Cover for Henry Taylor: B Side
The Museum of Contemporary Art, Los Angeles (MOCA)
Henry Taylor: B Side
Painting on canvases, cereal boxes and cigarette packs, Taylor creates a grand pageant of contemporary Black life in America.
Edited by Bennett Simpson. Foreword by Johanna Burton. Text by Wanda Coleman, Karon Davis, Charles Gaines, Harmony Holiday, Bob Kaufman, Walter Price, Bennett Simpson, Frances Stark. Conversation with Henry Taylor and Hamza Walker
Designed by Polymode
Published 2022 | ISBN: 9781636810560

Surveying 30 years of Henry Taylor’s work in painting, sculpture and installation, this comprehensive monograph celebrates a Los Angeles artist widely appreciated for his unique aesthetic, social vision and freewheeling experimentation. Taylor’s portraits and allegorical tableaux—populated by friends, family members, strangers on the street, athletic stars and entertainers—display flashes of familiarity in their seemingly brash compositions, which nonetheless linger in the imagination with uncanny detail. In his paintings on cigarette packs, cereal boxes and other found supports, Taylor brings his primary medium into the realm of common culture. Similarly, the artist’s installations often recode the forms and symbolisms of found materials (bleach bottles, push brooms) to play upon art historical tropes and modernism’s appropriations of African or African American culture. Taken together, the various strands of Taylor’s practice display a deep observation of Black life in America at the turn of the century, while also inviting a humanist fellowship that pushes outward from the particular.
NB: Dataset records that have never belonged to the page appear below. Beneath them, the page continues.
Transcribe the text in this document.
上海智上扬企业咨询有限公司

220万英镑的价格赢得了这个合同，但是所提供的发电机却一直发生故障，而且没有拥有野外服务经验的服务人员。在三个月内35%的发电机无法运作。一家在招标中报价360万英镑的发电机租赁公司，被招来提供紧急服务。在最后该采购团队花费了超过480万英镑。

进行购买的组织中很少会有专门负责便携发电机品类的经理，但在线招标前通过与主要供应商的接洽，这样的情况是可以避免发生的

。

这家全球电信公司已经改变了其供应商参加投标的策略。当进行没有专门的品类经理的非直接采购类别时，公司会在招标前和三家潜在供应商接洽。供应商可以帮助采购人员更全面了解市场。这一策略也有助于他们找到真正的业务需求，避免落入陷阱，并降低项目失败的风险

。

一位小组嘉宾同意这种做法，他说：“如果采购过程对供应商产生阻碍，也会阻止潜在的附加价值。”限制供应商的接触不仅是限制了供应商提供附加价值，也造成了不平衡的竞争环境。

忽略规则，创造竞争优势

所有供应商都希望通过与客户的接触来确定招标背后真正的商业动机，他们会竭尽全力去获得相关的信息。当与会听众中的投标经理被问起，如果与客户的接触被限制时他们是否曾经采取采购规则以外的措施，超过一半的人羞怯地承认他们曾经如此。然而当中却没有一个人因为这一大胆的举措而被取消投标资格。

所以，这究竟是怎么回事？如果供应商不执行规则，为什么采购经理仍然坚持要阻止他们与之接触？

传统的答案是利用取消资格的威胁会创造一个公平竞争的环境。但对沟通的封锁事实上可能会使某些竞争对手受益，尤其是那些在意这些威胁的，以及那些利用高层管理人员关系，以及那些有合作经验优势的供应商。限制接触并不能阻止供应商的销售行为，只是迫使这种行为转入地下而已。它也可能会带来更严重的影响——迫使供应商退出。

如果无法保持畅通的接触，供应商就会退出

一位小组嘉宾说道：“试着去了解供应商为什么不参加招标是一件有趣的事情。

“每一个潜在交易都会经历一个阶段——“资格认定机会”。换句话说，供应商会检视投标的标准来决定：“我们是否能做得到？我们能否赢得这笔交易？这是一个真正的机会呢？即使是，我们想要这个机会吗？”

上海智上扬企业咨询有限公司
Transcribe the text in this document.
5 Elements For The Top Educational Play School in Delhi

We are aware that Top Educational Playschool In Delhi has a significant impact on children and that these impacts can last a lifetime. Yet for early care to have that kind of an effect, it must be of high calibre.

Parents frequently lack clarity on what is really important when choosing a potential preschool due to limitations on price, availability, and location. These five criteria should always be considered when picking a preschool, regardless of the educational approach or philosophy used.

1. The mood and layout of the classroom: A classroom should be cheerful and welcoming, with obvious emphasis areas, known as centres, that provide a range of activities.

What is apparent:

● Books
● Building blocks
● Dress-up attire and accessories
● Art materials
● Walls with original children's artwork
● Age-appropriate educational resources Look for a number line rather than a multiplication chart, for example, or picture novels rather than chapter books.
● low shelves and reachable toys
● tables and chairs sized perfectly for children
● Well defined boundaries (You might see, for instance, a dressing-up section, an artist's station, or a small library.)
Raised in Oxnard, California, Henry Taylor (born 1958) took art classes at Oxnard College in the 1980s and studied under James Jarvaise, who became a mentor. From 1984 through 1995 Henry Taylor worked as a psychiatric technician at Camarillo State Mental Hospital (a facility that is now California State University Channel Islands) while concurrently attending the California Institute of the Arts (CalArts) in Valencia, where he obtained his Bachelor’s of Fine Art degree in 1995. Taylor has had institutional solo exhibitions at MoMA PS1 and the Studio Museum in Harlem. He lives and works in Los Angeles.